Saturday, June 16, 2012

Doofus Of The Day #608


Today's award goes to the telecommunications maintenance department of the city of Guilin in China.  The Austrian Times reports:

Red faced telecom officials in southern China have apologised after bungling workers sent to repair a snapped concrete phone line pole put it back together with sticky tape.





The pole - in Guilin city - had been broken in two when a truck reversed into it and was supposed to have been replaced.

Instead, repairmen bound it with steel cable and then covered the lot in sticky gaffer-style tape.

"We can only apologise," said a spokesman for China Telecom.

"It should have been replaced and will be as soon as possible," they added.

The funny thing is, it must have taken much more (and harder) work to fish the ends of the pole together like that than it would have done to replace it!



Peter

6 comments:

Old NFO said...

Hoo boy... If THAT is in public view, waht's being the scenes???

Borepatch said...

whatwhatwhatwhat?

Anonymous said...

They may not have had a replacement pole available at the time. As a kludge, it worked. I give 'em points for that.

SiGraybeard said...

I was thinking what Anon 1217 said: it looks like a temporary fix until they get a pole. At least I'd hope.

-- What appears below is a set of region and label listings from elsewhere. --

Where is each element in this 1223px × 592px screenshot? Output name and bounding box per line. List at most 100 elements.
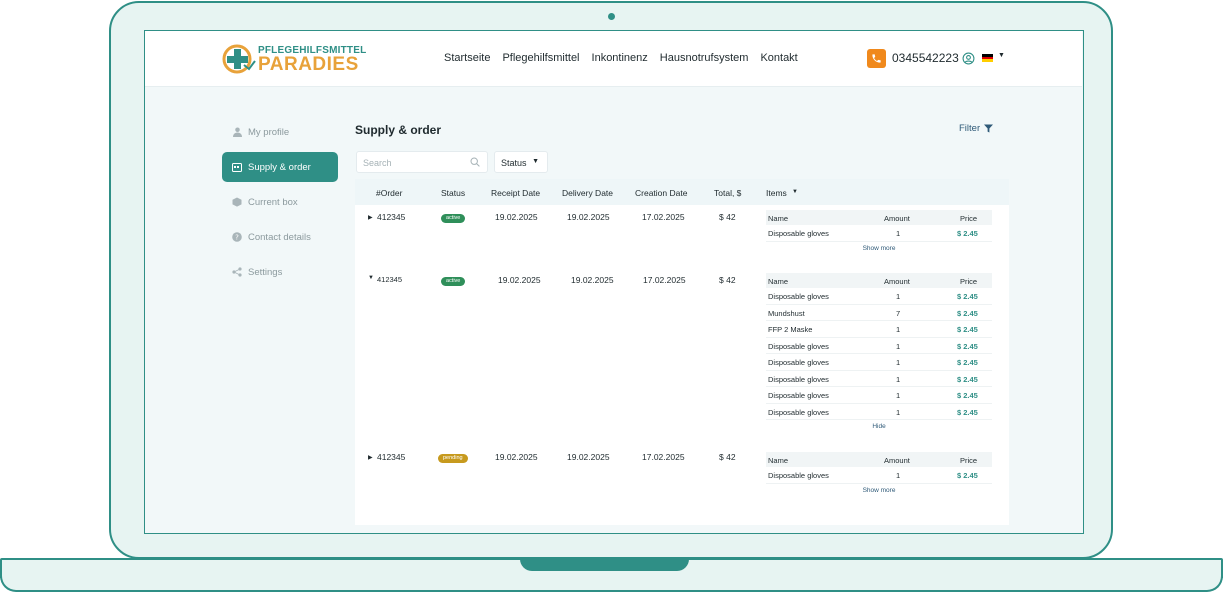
item-name: Disposable gloves	[768, 341, 829, 351]
item-price: $ 2.45	[957, 358, 978, 367]
col-total: Total, $	[714, 188, 742, 198]
item-price: $ 2.45	[957, 308, 978, 318]
col-status: Status	[441, 188, 466, 198]
order-id: 412345	[377, 452, 406, 462]
creation-date: 17.02.2025	[642, 452, 685, 462]
sidebar-item-my-profile[interactable]: My profile	[222, 117, 338, 147]
status-dropdown[interactable]: Status ▼	[494, 151, 548, 173]
sidebar-item-current-box[interactable]: Current box	[222, 187, 338, 217]
sidebar-item-label: Supply & order	[248, 161, 311, 173]
col-items[interactable]: Items	[766, 188, 787, 198]
item-amount: 1	[896, 407, 901, 417]
items-col-price: Price	[960, 456, 978, 465]
hide-link[interactable]: Hide	[766, 423, 992, 430]
item-price: $ 2.45	[957, 341, 978, 351]
items-col-name: Name	[768, 214, 789, 223]
item-price: $ 2.45	[957, 471, 978, 480]
item-price: $ 2.45	[957, 229, 978, 238]
item-name: Disposable gloves	[768, 292, 829, 301]
item-price: $ 2.45	[957, 292, 978, 301]
filter-label: Filter	[959, 123, 981, 134]
search-icon[interactable]	[470, 157, 480, 167]
item-price: $ 2.45	[957, 374, 978, 384]
item-name: Disposable gloves	[768, 471, 829, 480]
account-icon[interactable]	[962, 52, 975, 65]
logo-main-text: PARADIES	[258, 54, 359, 75]
delivery-date: 19.02.2025	[571, 275, 614, 285]
user-icon	[232, 127, 242, 137]
receipt-date: 19.02.2025	[495, 212, 538, 222]
phone-number[interactable]: 0345542223	[892, 51, 959, 65]
phone-button[interactable]	[867, 49, 886, 68]
item-row: Disposable gloves 1 $ 2.45	[766, 371, 992, 387]
nav-hausnotrufsystem[interactable]: Hausnotrufsystem	[660, 52, 749, 64]
screen: PFLEGEHILFSMITTEL PARADIES Startseite Pf…	[144, 30, 1084, 534]
collapse-row-icon[interactable]: ▼	[368, 275, 374, 281]
show-more-link[interactable]: Show more	[766, 487, 992, 494]
col-order: #Order	[376, 188, 403, 198]
nav-kontakt[interactable]: Kontakt	[760, 52, 797, 64]
item-row: FFP 2 Maske 1 $ 2.45	[766, 321, 992, 338]
col-delivery-date: Delivery Date	[562, 188, 614, 198]
item-amount: 1	[896, 391, 901, 400]
item-amount: 1	[896, 292, 901, 301]
order-total: $ 42	[719, 452, 736, 462]
items-col-amount: Amount	[884, 456, 910, 465]
item-amount: 1	[896, 341, 901, 351]
sidebar-item-settings[interactable]: Settings	[222, 257, 338, 287]
item-price: $ 2.45	[957, 325, 978, 334]
site-header: PFLEGEHILFSMITTEL PARADIES Startseite Pf…	[145, 31, 1082, 87]
col-creation-date: Creation Date	[635, 188, 688, 198]
search-input[interactable]: Search	[356, 151, 488, 173]
orders-table: #Order Status Receipt Date Delivery Date…	[355, 179, 1009, 525]
phone-icon	[872, 54, 881, 63]
expand-row-icon[interactable]: ▶	[368, 214, 373, 221]
item-row: Mundshust 7 $ 2.45	[766, 305, 992, 321]
nav-pflegehilfsmittel[interactable]: Pflegehilfsmittel	[502, 52, 579, 64]
order-total: $ 42	[719, 275, 736, 285]
account-sidebar: My profile Supply & order Current box ? …	[222, 117, 338, 292]
main-nav: Startseite Pflegehilfsmittel Inkontinenz…	[444, 52, 798, 64]
sidebar-item-supply-order[interactable]: Supply & order	[222, 152, 338, 182]
item-row: Disposable gloves 1 $ 2.45	[766, 387, 992, 404]
item-amount: 1	[896, 471, 901, 480]
items-header: Name Amount Price	[766, 452, 992, 467]
item-row: Disposable gloves 1 $ 2.45	[766, 404, 992, 420]
item-name: Disposable gloves	[768, 358, 829, 367]
item-name: Disposable gloves	[768, 229, 829, 238]
item-row: Disposable gloves 1 $ 2.45	[766, 225, 992, 242]
expand-row-icon[interactable]: ▶	[368, 454, 373, 461]
chevron-down-icon[interactable]: ▼	[792, 189, 798, 195]
calendar-icon	[232, 162, 242, 172]
items-header: Name Amount Price	[766, 273, 992, 288]
share-icon	[232, 267, 242, 277]
filter-button[interactable]: Filter	[959, 123, 994, 134]
logo-cross-icon	[222, 44, 256, 74]
sidebar-item-contact-details[interactable]: ? Contact details	[222, 222, 338, 252]
item-name: Disposable gloves	[768, 391, 829, 400]
brand-logo[interactable]: PFLEGEHILFSMITTEL PARADIES	[222, 43, 366, 75]
box-icon	[232, 197, 242, 207]
svg-text:?: ?	[235, 234, 239, 242]
sidebar-item-label: My profile	[248, 126, 290, 138]
filter-icon	[984, 124, 994, 133]
chevron-down-icon[interactable]: ▼	[998, 52, 1005, 59]
items-subtable: Name Amount Price Disposable gloves 1 $ 2.…	[766, 273, 992, 430]
nav-startseite[interactable]: Startseite	[444, 52, 490, 64]
show-more-link[interactable]: Show more	[766, 245, 992, 252]
item-price: $ 2.45	[957, 407, 978, 417]
delivery-date: 19.02.2025	[567, 452, 610, 462]
item-row: Disposable gloves 1 $ 2.45	[766, 288, 992, 305]
items-subtable: Name Amount Price Disposable gloves 1 $ …	[766, 210, 992, 252]
status-badge: active	[441, 214, 466, 223]
receipt-date: 19.02.2025	[495, 452, 538, 462]
sidebar-item-label: Current box	[248, 196, 298, 208]
items-col-price: Price	[960, 214, 978, 223]
laptop-mockup: PFLEGEHILFSMITTEL PARADIES Startseite Pf…	[0, 0, 1223, 592]
nav-inkontinenz[interactable]: Inkontinenz	[592, 52, 648, 64]
item-amount: 1	[896, 229, 901, 238]
language-flag-icon[interactable]	[982, 54, 993, 63]
search-placeholder: Search	[363, 158, 392, 168]
sidebar-item-label: Settings	[248, 266, 283, 278]
items-header: Name Amount Price	[766, 210, 992, 225]
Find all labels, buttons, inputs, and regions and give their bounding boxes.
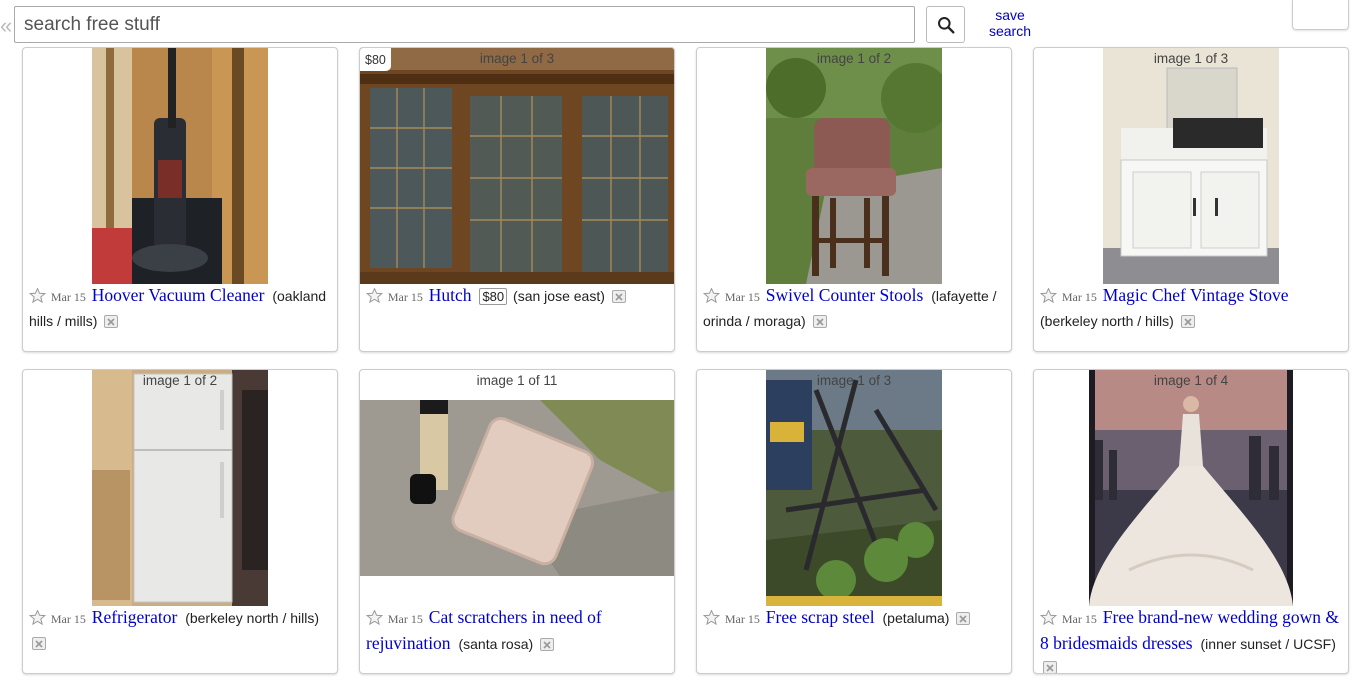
listing-card[interactable]: $80 image 1 of 3 Mar 15 Hutch $80 (san j… (359, 47, 675, 352)
listing-info: Mar 15 Refrigerator (berkeley north / hi… (29, 606, 329, 655)
favorite-star-icon[interactable] (366, 610, 383, 625)
listing-image[interactable]: $80 image 1 of 3 (360, 48, 674, 284)
collapse-sidebar-icon[interactable]: « (0, 12, 12, 40)
listing-card[interactable]: Mar 15 Hoover Vacuum Cleaner (oakland hi… (22, 47, 338, 352)
hide-listing-icon[interactable] (1042, 659, 1058, 674)
search-button[interactable] (926, 6, 965, 43)
search-icon (937, 16, 954, 33)
listing-photo (766, 48, 942, 284)
search-input[interactable] (14, 6, 915, 43)
listing-card[interactable]: image 1 of 4 Mar 15 Free brand-new weddi… (1033, 369, 1349, 674)
listing-date: Mar 15 (1061, 612, 1097, 626)
save-search-line1: save (995, 7, 1025, 23)
listing-info: Mar 15 Hoover Vacuum Cleaner (oakland hi… (29, 284, 329, 333)
listing-hood: (santa rosa) (458, 635, 534, 652)
listing-image[interactable]: image 1 of 2 (697, 48, 1011, 284)
listing-photo (1089, 370, 1293, 606)
favorite-star-icon[interactable] (703, 288, 720, 303)
favorite-star-icon[interactable] (1040, 288, 1057, 303)
listing-date: Mar 15 (50, 290, 86, 304)
listing-hood: (berkeley north / hills) (1040, 312, 1174, 329)
listing-photo (360, 400, 674, 576)
image-count: image 1 of 3 (816, 373, 892, 388)
listing-date: Mar 15 (1061, 290, 1097, 304)
hide-listing-icon[interactable] (539, 636, 555, 652)
listing-card[interactable]: image 1 of 3 Mar 15 Magic Chef Vintage S… (1033, 47, 1349, 352)
save-search-link[interactable]: save search (978, 7, 1042, 39)
listing-card[interactable]: image 1 of 2 Mar 15 Swivel Counter Stool… (696, 47, 1012, 352)
listing-hood: (berkeley north / hills) (185, 610, 320, 626)
listing-image[interactable]: image 1 of 11 (360, 370, 674, 606)
listing-date: Mar 15 (724, 290, 760, 304)
listing-info: Mar 15 Hutch $80 (san jose east) (366, 284, 666, 310)
hide-listing-icon[interactable] (103, 313, 119, 329)
listing-image[interactable]: image 1 of 4 (1034, 370, 1348, 606)
listing-image[interactable]: image 1 of 2 (23, 370, 337, 606)
listing-date: Mar 15 (50, 612, 86, 626)
listing-date: Mar 15 (387, 290, 423, 304)
image-count: image 1 of 4 (1153, 373, 1229, 388)
favorite-star-icon[interactable] (29, 610, 46, 625)
hide-listing-icon[interactable] (1180, 313, 1196, 329)
listing-info: Mar 15 Free scrap steel (petaluma) (703, 606, 1003, 632)
listing-card[interactable]: image 1 of 3 Mar 15 Free scrap steel (pe… (696, 369, 1012, 674)
price-tag: $80 (360, 48, 391, 71)
hide-listing-icon[interactable] (955, 610, 971, 626)
listing-title[interactable]: Hutch (429, 285, 472, 305)
listing-date: Mar 15 (724, 612, 760, 626)
favorite-star-icon[interactable] (29, 288, 46, 303)
favorite-star-icon[interactable] (703, 610, 720, 625)
listing-title[interactable]: Hoover Vacuum Cleaner (92, 285, 265, 305)
image-count: image 1 of 2 (816, 51, 892, 66)
listing-image[interactable] (23, 48, 337, 284)
listing-title[interactable]: Free scrap steel (766, 607, 875, 627)
listing-card[interactable]: image 1 of 11 Mar 15 Cat scratchers in n… (359, 369, 675, 674)
view-toggle-box[interactable] (1292, 0, 1349, 30)
listing-title[interactable]: Magic Chef Vintage Stove (1103, 285, 1289, 305)
listing-photo (360, 48, 674, 284)
listing-photo (766, 370, 942, 606)
listing-image[interactable]: image 1 of 3 (1034, 48, 1348, 284)
listing-card[interactable]: image 1 of 2 Mar 15 Refrigerator (berkel… (22, 369, 338, 674)
listing-date: Mar 15 (387, 612, 423, 626)
image-count: image 1 of 3 (1153, 51, 1229, 66)
listing-info: Mar 15 Cat scratchers in need of rejuvin… (366, 606, 666, 656)
hide-listing-icon[interactable] (812, 313, 828, 329)
listing-hood: (san jose east) (513, 288, 605, 304)
save-search-line2: search (988, 23, 1032, 39)
listing-photo (92, 370, 268, 606)
listing-hood: (inner sunset / UCSF) (1200, 635, 1336, 652)
image-count: image 1 of 11 (476, 373, 558, 388)
listing-info: Mar 15 Swivel Counter Stools (lafayette … (703, 284, 1003, 333)
hide-listing-icon[interactable] (31, 635, 47, 651)
listing-info: Mar 15 Free brand-new wedding gown & 8 b… (1040, 606, 1340, 674)
listing-price: $80 (479, 288, 508, 305)
image-count: image 1 of 3 (479, 51, 555, 66)
favorite-star-icon[interactable] (366, 288, 383, 303)
hide-listing-icon[interactable] (611, 288, 627, 304)
listing-title[interactable]: Refrigerator (92, 607, 178, 627)
listing-image[interactable]: image 1 of 3 (697, 370, 1011, 606)
listing-title[interactable]: Swivel Counter Stools (766, 285, 924, 305)
listing-hood: (petaluma) (882, 610, 950, 626)
listing-photo (92, 48, 268, 284)
listing-photo (1103, 48, 1279, 284)
favorite-star-icon[interactable] (1040, 610, 1057, 625)
image-count: image 1 of 2 (142, 373, 218, 388)
listing-info: Mar 15 Magic Chef Vintage Stove (berkele… (1040, 284, 1340, 333)
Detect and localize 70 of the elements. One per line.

No pole so they kept if from falling (the tension on the power lines supports it to some degree) and then wrapped it with plastic to keep passing folks from getting cut on the wire.

I hope.

Casey said...

Peter:

Think back to your military days when "an order was an order!" If they had no capability to rewire, or if there were politicians in the area who didn't want the bother of an outage, I give them major "attaboy" points for fast action (clearly, it worked) but also the perennial "OS" when they were caught.

jon spencer said...

Looks like a "good enough" temporary fix.
I have been in a position where because we could not get a replacement pole for several days. We wired insulators to a tree that we trimmed the branches off, then hooked the high voltage lines to the insulator then energized the lines. It worked until we were able to replace the broken pole.